Open Cuperino opened 1 year ago

Cuperino commented 1 year ago

Is your feature request related to a problem or a limitation? Please describe... Limitation. The last and next marker buttons can't be easily accessed while prompting without the use of a keyboard. Having dedicated buttons for this placed before and after the decrease velocity and increase velocity buttons would be very helpful.

Describe the solution you'd prefer Mash wrote:

It would be great to have the following controls (there is plenty of real estate with space in between) while in prompting mode.

Exit … Last Marker … Slower … Start/Stop (Blue Button) … Faster … Next Marker

Request based on forum conversations with user Mash: https://forum.cuperino.com/t/prompting-bar-controls/83

Cuperino commented 1 year ago

It should be noted that, while user Mash wrote "there is plenty of real estate with space in between", the space is only available on his screen because QPrompt is running without up-scaling, on a fairly large resolution that is effectively larger than what would be available on a portrait phone. The proposed solution most likely wouldn't work within a phone's proportions, defeating Kirigami's convergence.

A compromise must be found. Some options are:

The solution must be easy to use and work with any theme QPrompt is configured to use.

videosmith commented 1 year ago

In reference to phones, could the volume buttons or tap feature of air pods be mapped to this purpose"

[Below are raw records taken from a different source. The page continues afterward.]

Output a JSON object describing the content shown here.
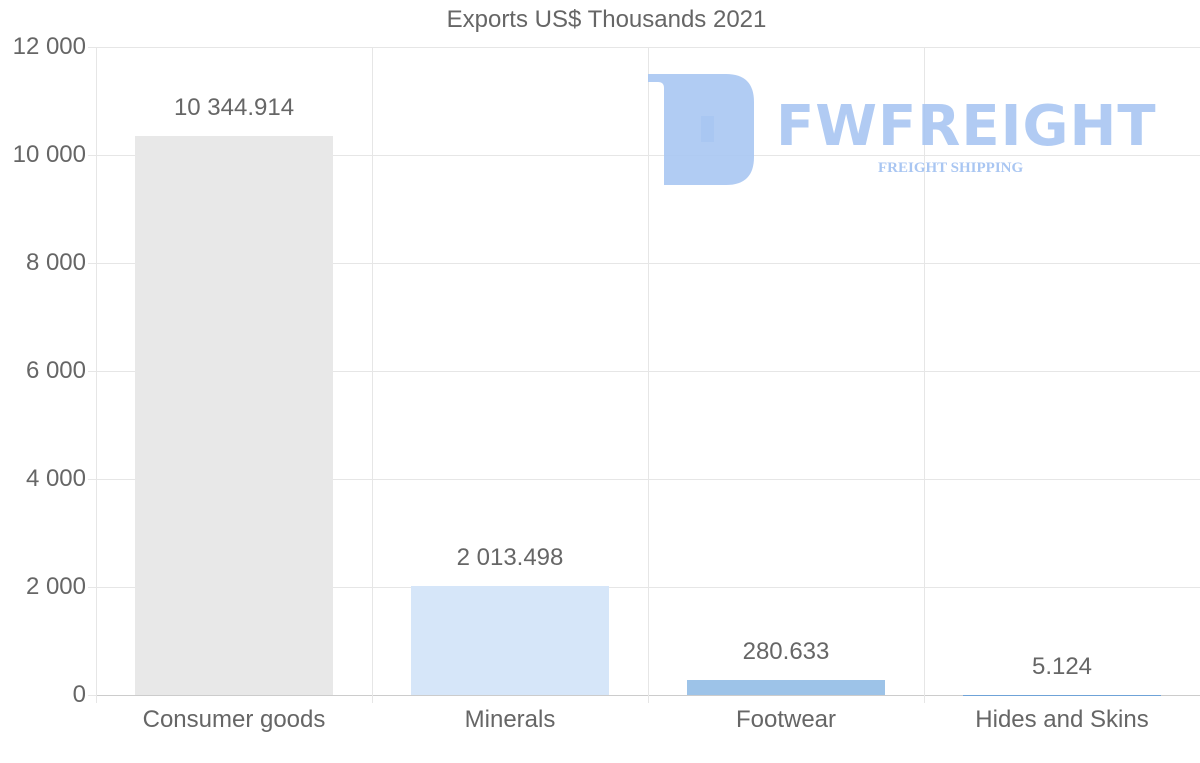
{
  "chart_data": {
    "type": "bar",
    "title": "Exports US$ Thousands 2021",
    "categories": [
      "Consumer goods",
      "Minerals",
      "Footwear",
      "Hides and Skins"
    ],
    "values": [
      10344.914,
      2013.498,
      280.633,
      5.124
    ],
    "value_labels": [
      "10 344.914",
      "2 013.498",
      "280.633",
      "5.124"
    ],
    "bar_colors": [
      "#e8e8e8",
      "#d6e6f9",
      "#9dc3e8",
      "#6fa3d8"
    ],
    "xlabel": "",
    "ylabel": "",
    "ylim": [
      0,
      12000
    ],
    "yticks": [
      0,
      2000,
      4000,
      6000,
      8000,
      10000,
      12000
    ],
    "ytick_labels": [
      "0",
      "2 000",
      "4 000",
      "6 000",
      "8 000",
      "10 000",
      "12 000"
    ],
    "grid": true,
    "legend": null
  },
  "watermark": {
    "brand": "FWFREIGHT",
    "tagline": "FREIGHT SHIPPING",
    "color": "#a9c6f2"
  }
}
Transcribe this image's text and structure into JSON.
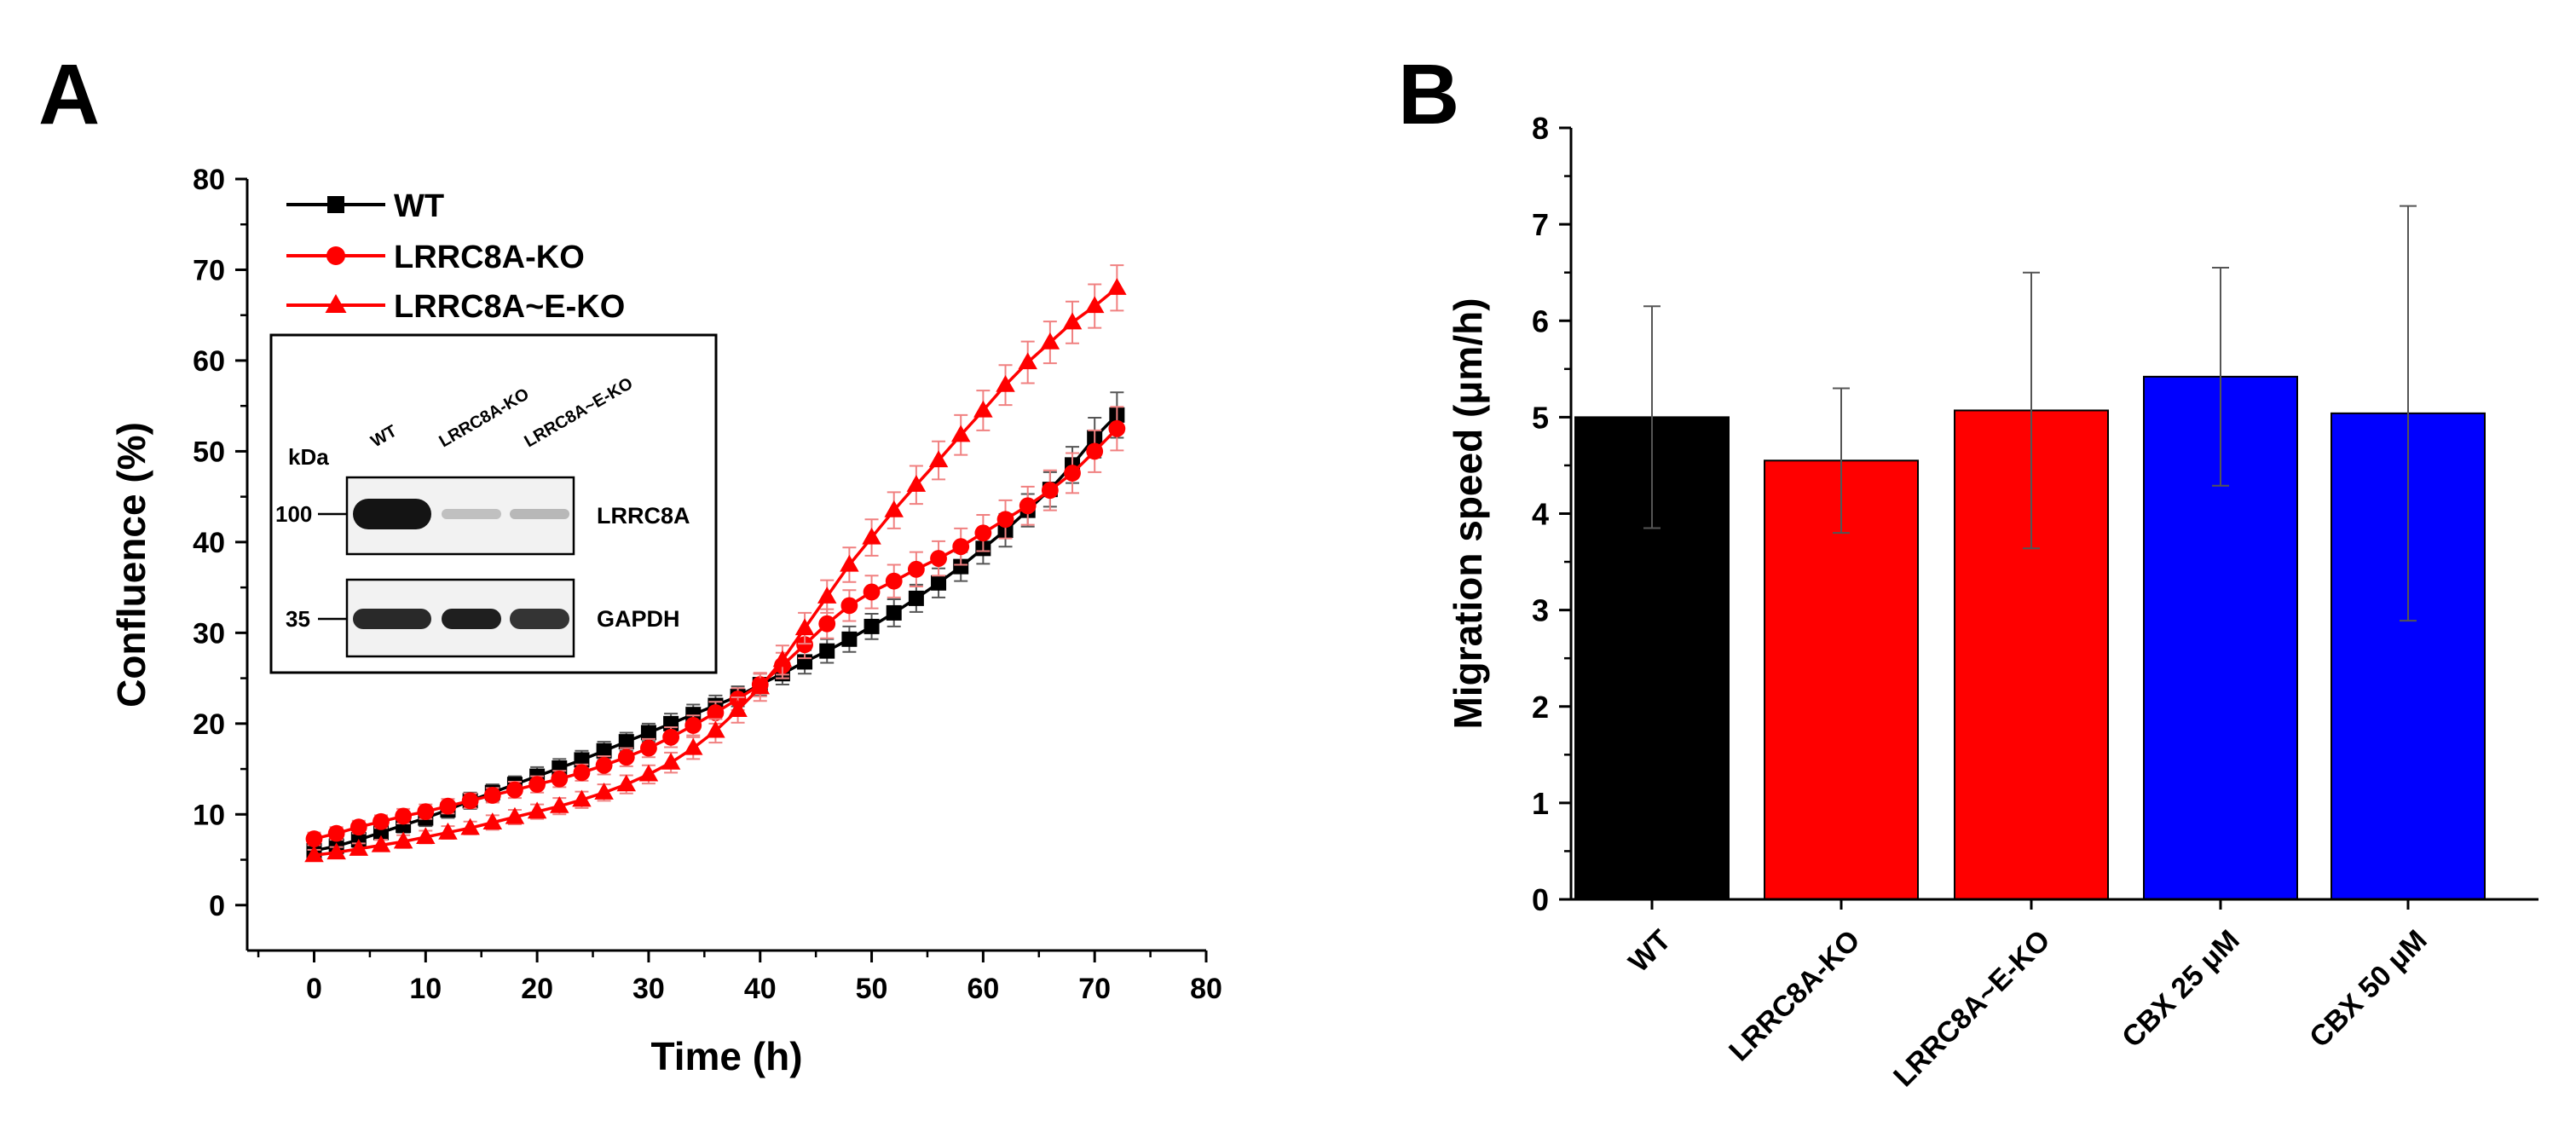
{
  "panels": {
    "a": "A",
    "b": "B"
  },
  "chart_data": [
    {
      "type": "line",
      "panel": "A",
      "xlabel": "Time (h)",
      "ylabel": "Confluence (%)",
      "xlim": [
        -6,
        80
      ],
      "ylim": [
        -5,
        80
      ],
      "xticks": [
        0,
        10,
        20,
        30,
        40,
        50,
        60,
        70,
        80
      ],
      "yticks": [
        0,
        10,
        20,
        30,
        40,
        50,
        60,
        70,
        80
      ],
      "legend_position": "top-left",
      "x": [
        0,
        2,
        4,
        6,
        8,
        10,
        12,
        14,
        16,
        18,
        20,
        22,
        24,
        26,
        28,
        30,
        32,
        34,
        36,
        38,
        40,
        42,
        44,
        46,
        48,
        50,
        52,
        54,
        56,
        58,
        60,
        62,
        64,
        66,
        68,
        70,
        72
      ],
      "series": [
        {
          "name": "WT",
          "color": "#000000",
          "marker": "square",
          "values": [
            6.0,
            6.5,
            7.2,
            8.0,
            8.8,
            9.6,
            10.5,
            11.5,
            12.4,
            13.3,
            14.2,
            15.1,
            16.0,
            17.0,
            18.0,
            19.0,
            20.0,
            21.0,
            22.0,
            23.0,
            24.3,
            25.5,
            26.8,
            28.0,
            29.3,
            30.7,
            32.2,
            33.8,
            35.5,
            37.3,
            39.3,
            41.3,
            43.5,
            45.8,
            48.5,
            51.5,
            54.0
          ],
          "errors": [
            0.8,
            0.8,
            0.8,
            0.8,
            0.8,
            0.9,
            0.9,
            0.9,
            0.9,
            0.9,
            1.0,
            1.0,
            1.0,
            1.0,
            1.0,
            1.0,
            1.1,
            1.1,
            1.1,
            1.1,
            1.2,
            1.2,
            1.3,
            1.3,
            1.4,
            1.4,
            1.5,
            1.5,
            1.6,
            1.6,
            1.7,
            1.8,
            1.8,
            1.9,
            2.0,
            2.2,
            2.5
          ]
        },
        {
          "name": "LRRC8A-KO",
          "color": "#ff0000",
          "marker": "circle",
          "values": [
            7.3,
            7.9,
            8.6,
            9.2,
            9.8,
            10.3,
            10.9,
            11.5,
            12.1,
            12.7,
            13.3,
            13.9,
            14.6,
            15.4,
            16.3,
            17.3,
            18.5,
            19.8,
            21.2,
            22.7,
            24.3,
            26.4,
            28.7,
            31.0,
            33.0,
            34.5,
            35.7,
            37.0,
            38.2,
            39.5,
            41.0,
            42.5,
            44.0,
            45.7,
            47.6,
            50.0,
            52.5
          ],
          "errors": [
            0.7,
            0.7,
            0.7,
            0.7,
            0.8,
            0.8,
            0.8,
            0.8,
            0.8,
            0.9,
            0.9,
            0.9,
            0.9,
            1.0,
            1.0,
            1.0,
            1.1,
            1.1,
            1.2,
            1.2,
            1.3,
            1.4,
            1.5,
            1.6,
            1.7,
            1.8,
            1.8,
            1.9,
            1.9,
            2.0,
            2.0,
            2.1,
            2.1,
            2.2,
            2.2,
            2.3,
            2.4
          ]
        },
        {
          "name": "LRRC8A~E-KO",
          "color": "#ff0000",
          "marker": "triangle",
          "values": [
            5.5,
            5.8,
            6.2,
            6.6,
            7.0,
            7.5,
            8.0,
            8.5,
            9.1,
            9.7,
            10.3,
            10.9,
            11.6,
            12.4,
            13.3,
            14.4,
            15.7,
            17.3,
            19.2,
            21.5,
            24.0,
            27.0,
            30.5,
            34.0,
            37.5,
            40.5,
            43.5,
            46.3,
            49.0,
            51.8,
            54.5,
            57.3,
            59.8,
            62.0,
            64.2,
            66.0,
            68.0
          ],
          "errors": [
            0.6,
            0.6,
            0.6,
            0.6,
            0.7,
            0.7,
            0.7,
            0.7,
            0.8,
            0.8,
            0.8,
            0.9,
            0.9,
            0.9,
            1.0,
            1.0,
            1.1,
            1.2,
            1.3,
            1.4,
            1.5,
            1.6,
            1.7,
            1.8,
            1.9,
            2.0,
            2.0,
            2.1,
            2.1,
            2.2,
            2.2,
            2.2,
            2.3,
            2.3,
            2.3,
            2.4,
            2.5
          ]
        }
      ],
      "inset": {
        "type": "western-blot",
        "lanes": [
          "WT",
          "LRRC8A-KO",
          "LRRC8A~E-KO"
        ],
        "kda_label": "kDa",
        "markers": [
          "100",
          "35"
        ],
        "bands": [
          {
            "target": "LRRC8A",
            "intensities": [
              1.0,
              0.18,
              0.22
            ]
          },
          {
            "target": "GAPDH",
            "intensities": [
              0.9,
              0.95,
              0.85
            ]
          }
        ]
      }
    },
    {
      "type": "bar",
      "panel": "B",
      "xlabel": "",
      "ylabel": "Migration speed (μm/h)",
      "ylim": [
        0,
        8
      ],
      "yticks": [
        0,
        1,
        2,
        3,
        4,
        5,
        6,
        7,
        8
      ],
      "categories": [
        "WT",
        "LRRC8A-KO",
        "LRRC8A~E-KO",
        "CBX 25 μM",
        "CBX 50 μM"
      ],
      "values": [
        5.0,
        4.55,
        5.07,
        5.42,
        5.04
      ],
      "errors": [
        1.15,
        0.75,
        1.43,
        1.13,
        2.15
      ],
      "colors": [
        "#000000",
        "#ff0000",
        "#ff0000",
        "#0000ff",
        "#0000ff"
      ]
    }
  ]
}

Cuperino commented 1 year ago

Qt offers means for handling volume inputs and QPrompt is already configured to use the volume keys to control its velocity. Unfortunately the feature doesn't work in most modern OS. It was developed for Nokia phones, back when Nokia owned Qt, and later used in Blackberry's system, QNX, which is still used to this day for embedded devices.

Android removed this ability long ago, to prevent malicious software from intercepting volume controls. There may exist an alternate API to do this, but trying to access Android's APIs from Qt very easily results in crashes.